4. Par ailleurs, aux termes de l'article R*. 410-14 du code de l'urbanisme alors applicable : " Dans les cas prévus au b de l'article L. 410-1, lorsque la décision indique que le terrain ne peut être utilisé pour la réalisation de l'opération mentionnée dans la demande, ou lorsqu'elle est assortie de prescriptions, elle doit être motivée ". Aux termes de l'article A. 410-5 du même code : " Lorsque la demande porte sur un certificat délivré en application du b de l'article L. 410-1, le certificat d'urbanisme indique : / a) Si le terrain peut ou non être utilisé pour la réalisation de l'opération précisée dans la demande ; / b) L'état des équipements publics existants ou prévus. / Lorsqu'il indique que le terrain ne peut pas être utilisé pour la réalisation de l'opération, le certificat précise les circonstances de droit et de fait qui motivent la décision et indique les voies et délais de recours ".

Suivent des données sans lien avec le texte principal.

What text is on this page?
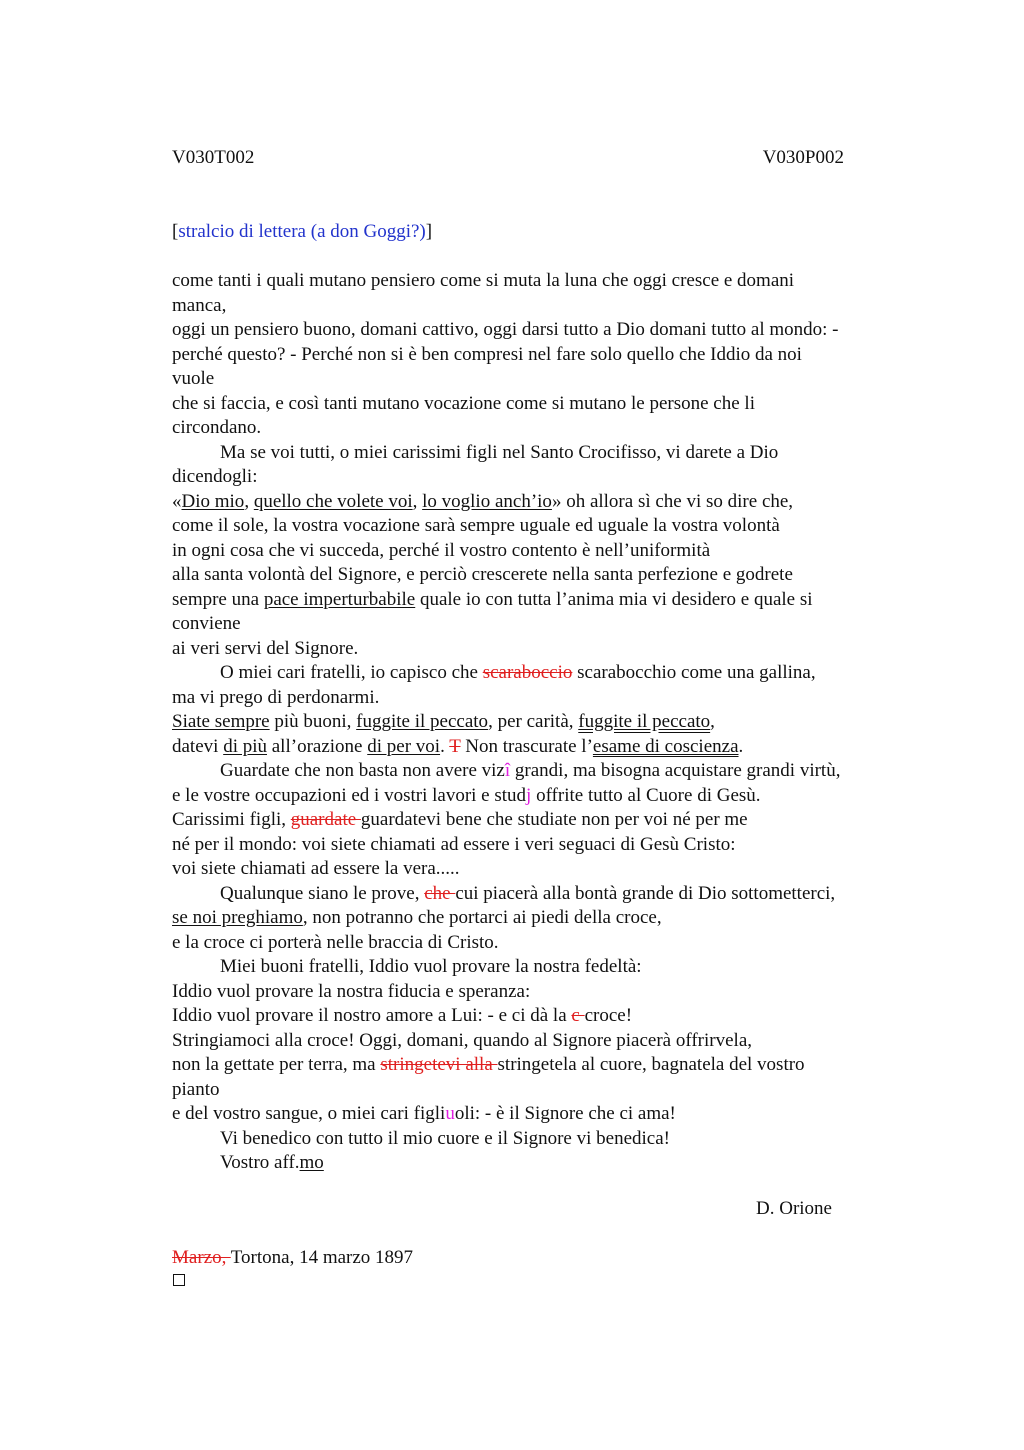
V030T002	V030P002
[stralcio di lettera (a don Goggi?)]
come tanti i quali mutano pensiero come si muta la luna che oggi cresce e domani
manca,
oggi un pensiero buono, domani cattivo, oggi darsi tutto a Dio domani tutto al mondo: -
perché questo? - Perché non si è ben compresi nel fare solo quello che Iddio da noi
vuole
che si faccia, e così tanti mutano vocazione come si mutano le persone che li
circondano.
Ma se voi tutti, o miei carissimi figli nel Santo Crocifisso, vi darete a Dio
dicendogli:
«Dio mio, quello che volete voi, lo voglio anch’io» oh allora sì che vi so dire che,
come il sole, la vostra vocazione sarà sempre uguale ed uguale la vostra volontà
in ogni cosa che vi succeda, perché il vostro contento è nell’uniformità
alla santa volontà del Signore, e perciò crescerete nella santa perfezione e godrete
sempre una pace imperturbabile quale io con tutta l’anima mia vi desidero e quale si
conviene
ai veri servi del Signore.
O miei cari fratelli, io capisco che scaraboccio scarabocchio come una gallina,
ma vi prego di perdonarmi.
Siate sempre più buoni, fuggite il peccato, per carità, fuggite il peccato,
datevi di più all’orazione di per voi. T Non trascurate l’esame di coscienza.
Guardate che non basta non avere vizî grandi, ma bisogna acquistare grandi virtù,
e le vostre occupazioni ed i vostri lavori e studj offrite tutto al Cuore di Gesù.
Carissimi figli, guardate guardatevi bene che studiate non per voi né per me
né per il mondo: voi siete chiamati ad essere i veri seguaci di Gesù Cristo:
voi siete chiamati ad essere la vera.....
Qualunque siano le prove, che cui piacerà alla bontà grande di Dio sottometterci,
se noi preghiamo, non potranno che portarci ai piedi della croce,
e la croce ci porterà nelle braccia di Cristo.
Miei buoni fratelli, Iddio vuol provare la nostra fedeltà:
Iddio vuol provare la nostra fiducia e speranza:
Iddio vuol provare il nostro amore a Lui: - e ci dà la c croce!
Stringiamoci alla croce! Oggi, domani, quando al Signore piacerà offrirvela,
non la gettate per terra, ma stringetevi alla stringetela al cuore, bagnatela del vostro
pianto
e del vostro sangue, o miei cari figliuoli: - è il Signore che ci ama!
Vi benedico con tutto il mio cuore e il Signore vi benedica!
Vostro aff.mo
D. Orione
Marzo, Tortona, 14 marzo 1897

5. Il ressort de la motivation des certificats d'urbanisme attaqués que les terrains appartenant à Mme C... ont été regardés comme ne pouvant être utilisés pour les opérations envisagées aux motifs, d'une part, qu'ils étaient situés en dehors des parties actuellement urbanisées de la commune mentionnées à l'article L. 111-1-2 du code de l'urbanisme, et, d'autre part que les habitations projetées étaient de nature à favoriser une urbanisation dispersée incompatible avec la vocation des espaces naturels environnants en méconnaissance des dispositions de l'article R. 111-14 du même code.

6. En premier lieu, les certificats d'urbanisme litigieux mentionnent les considérations de fait et de droit qui en constituent le fondement et indiquent, contrairement ce que soutient Mme C..., l'état des réseaux publics existants.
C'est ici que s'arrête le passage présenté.